So, any European type option we can characterize with a payoff function $P(S)$ where $S$ is a price of an underlying at the maturity.
Let us consider some model $M$ such that within this model $V(S,\tau,P)$ is a price of an option with a payoff $P$ at time to maturity $\tau$ and an asset's price $S$ at time $\tau$. Using only non-arbitrage principles we obtain $$ V(S,\tau,P_1+P_2) = V(S,\tau,P_1)+V(S,\tau,P_2). $$ With this formula we get one symmetry for the equation on the price of the option which holds regardless of the model $M$. Usually all equations are linear in payoff since they are linear themselves which comes from the fact that this equation are obtained using infinitesimal generators of the stochastic processes for the price.
Are there any other non-arbitrage principles which can make some additional restrictions on the equations for the price of the European option? I thought about using some facts on $V(S,\tau,P_1(P_2))$ and options on options.

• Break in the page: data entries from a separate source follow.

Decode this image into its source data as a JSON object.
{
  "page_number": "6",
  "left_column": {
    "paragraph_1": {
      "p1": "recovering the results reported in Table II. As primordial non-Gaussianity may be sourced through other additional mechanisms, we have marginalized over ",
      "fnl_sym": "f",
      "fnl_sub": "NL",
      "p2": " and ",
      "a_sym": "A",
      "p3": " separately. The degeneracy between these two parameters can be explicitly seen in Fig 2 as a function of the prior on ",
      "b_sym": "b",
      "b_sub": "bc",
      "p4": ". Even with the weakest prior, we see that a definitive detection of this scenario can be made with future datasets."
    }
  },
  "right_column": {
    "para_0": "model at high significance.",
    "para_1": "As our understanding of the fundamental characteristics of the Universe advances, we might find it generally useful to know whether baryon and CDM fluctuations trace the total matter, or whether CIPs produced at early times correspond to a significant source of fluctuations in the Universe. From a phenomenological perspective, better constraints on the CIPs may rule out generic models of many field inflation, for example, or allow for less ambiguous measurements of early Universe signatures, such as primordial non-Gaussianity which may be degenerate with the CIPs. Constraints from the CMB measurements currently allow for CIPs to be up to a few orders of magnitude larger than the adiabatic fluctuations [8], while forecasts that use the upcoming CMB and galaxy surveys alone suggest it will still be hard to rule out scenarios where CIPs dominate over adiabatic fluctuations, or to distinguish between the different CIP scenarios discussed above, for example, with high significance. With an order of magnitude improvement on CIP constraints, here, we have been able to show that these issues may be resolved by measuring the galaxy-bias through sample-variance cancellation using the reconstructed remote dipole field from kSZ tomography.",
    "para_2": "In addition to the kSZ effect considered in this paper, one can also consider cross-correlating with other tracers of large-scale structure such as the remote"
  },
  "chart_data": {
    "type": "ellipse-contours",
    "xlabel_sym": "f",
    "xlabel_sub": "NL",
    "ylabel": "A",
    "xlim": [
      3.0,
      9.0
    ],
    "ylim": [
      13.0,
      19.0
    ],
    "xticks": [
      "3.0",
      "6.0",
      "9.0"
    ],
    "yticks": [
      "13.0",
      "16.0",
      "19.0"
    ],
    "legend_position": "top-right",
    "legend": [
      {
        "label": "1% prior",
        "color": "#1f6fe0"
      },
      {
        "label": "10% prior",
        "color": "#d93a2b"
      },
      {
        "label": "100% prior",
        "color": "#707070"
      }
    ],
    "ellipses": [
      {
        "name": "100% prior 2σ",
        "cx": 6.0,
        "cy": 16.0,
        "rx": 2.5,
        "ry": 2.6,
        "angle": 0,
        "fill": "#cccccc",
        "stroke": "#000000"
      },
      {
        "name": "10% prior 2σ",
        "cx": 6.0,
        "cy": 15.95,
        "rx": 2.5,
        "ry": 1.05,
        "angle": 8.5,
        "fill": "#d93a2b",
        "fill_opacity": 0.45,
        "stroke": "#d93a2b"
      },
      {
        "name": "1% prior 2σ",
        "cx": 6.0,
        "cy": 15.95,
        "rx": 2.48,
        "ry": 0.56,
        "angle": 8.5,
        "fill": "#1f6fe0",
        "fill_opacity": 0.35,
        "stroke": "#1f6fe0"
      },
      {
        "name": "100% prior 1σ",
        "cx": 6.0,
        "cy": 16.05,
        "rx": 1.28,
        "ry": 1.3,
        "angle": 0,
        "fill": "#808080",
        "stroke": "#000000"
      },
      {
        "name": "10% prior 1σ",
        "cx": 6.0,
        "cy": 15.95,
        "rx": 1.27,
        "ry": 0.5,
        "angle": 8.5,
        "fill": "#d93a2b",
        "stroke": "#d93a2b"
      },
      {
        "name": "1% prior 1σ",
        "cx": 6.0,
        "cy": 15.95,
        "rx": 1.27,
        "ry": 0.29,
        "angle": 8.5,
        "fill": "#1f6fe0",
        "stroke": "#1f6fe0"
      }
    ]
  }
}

Edited: the non-arbitrage argument for the linearity is the following. Suppose for some $S,\tau$ we have $V(S,\tau,P_1+P_2) > V(S,\tau,P_1)+V(S,\tau,P_2)$. Then we can short $V(...,P_1+P_2)$ and long $V(...,P_1)$ and $V(...,P_2)$ - so at the maturity we have nothing to pay, but at the current time the difference $$V(S,\tau,P_1+P_2) - V(S,\tau,P_1)-V(S,\tau,P_2)$$ is our profit.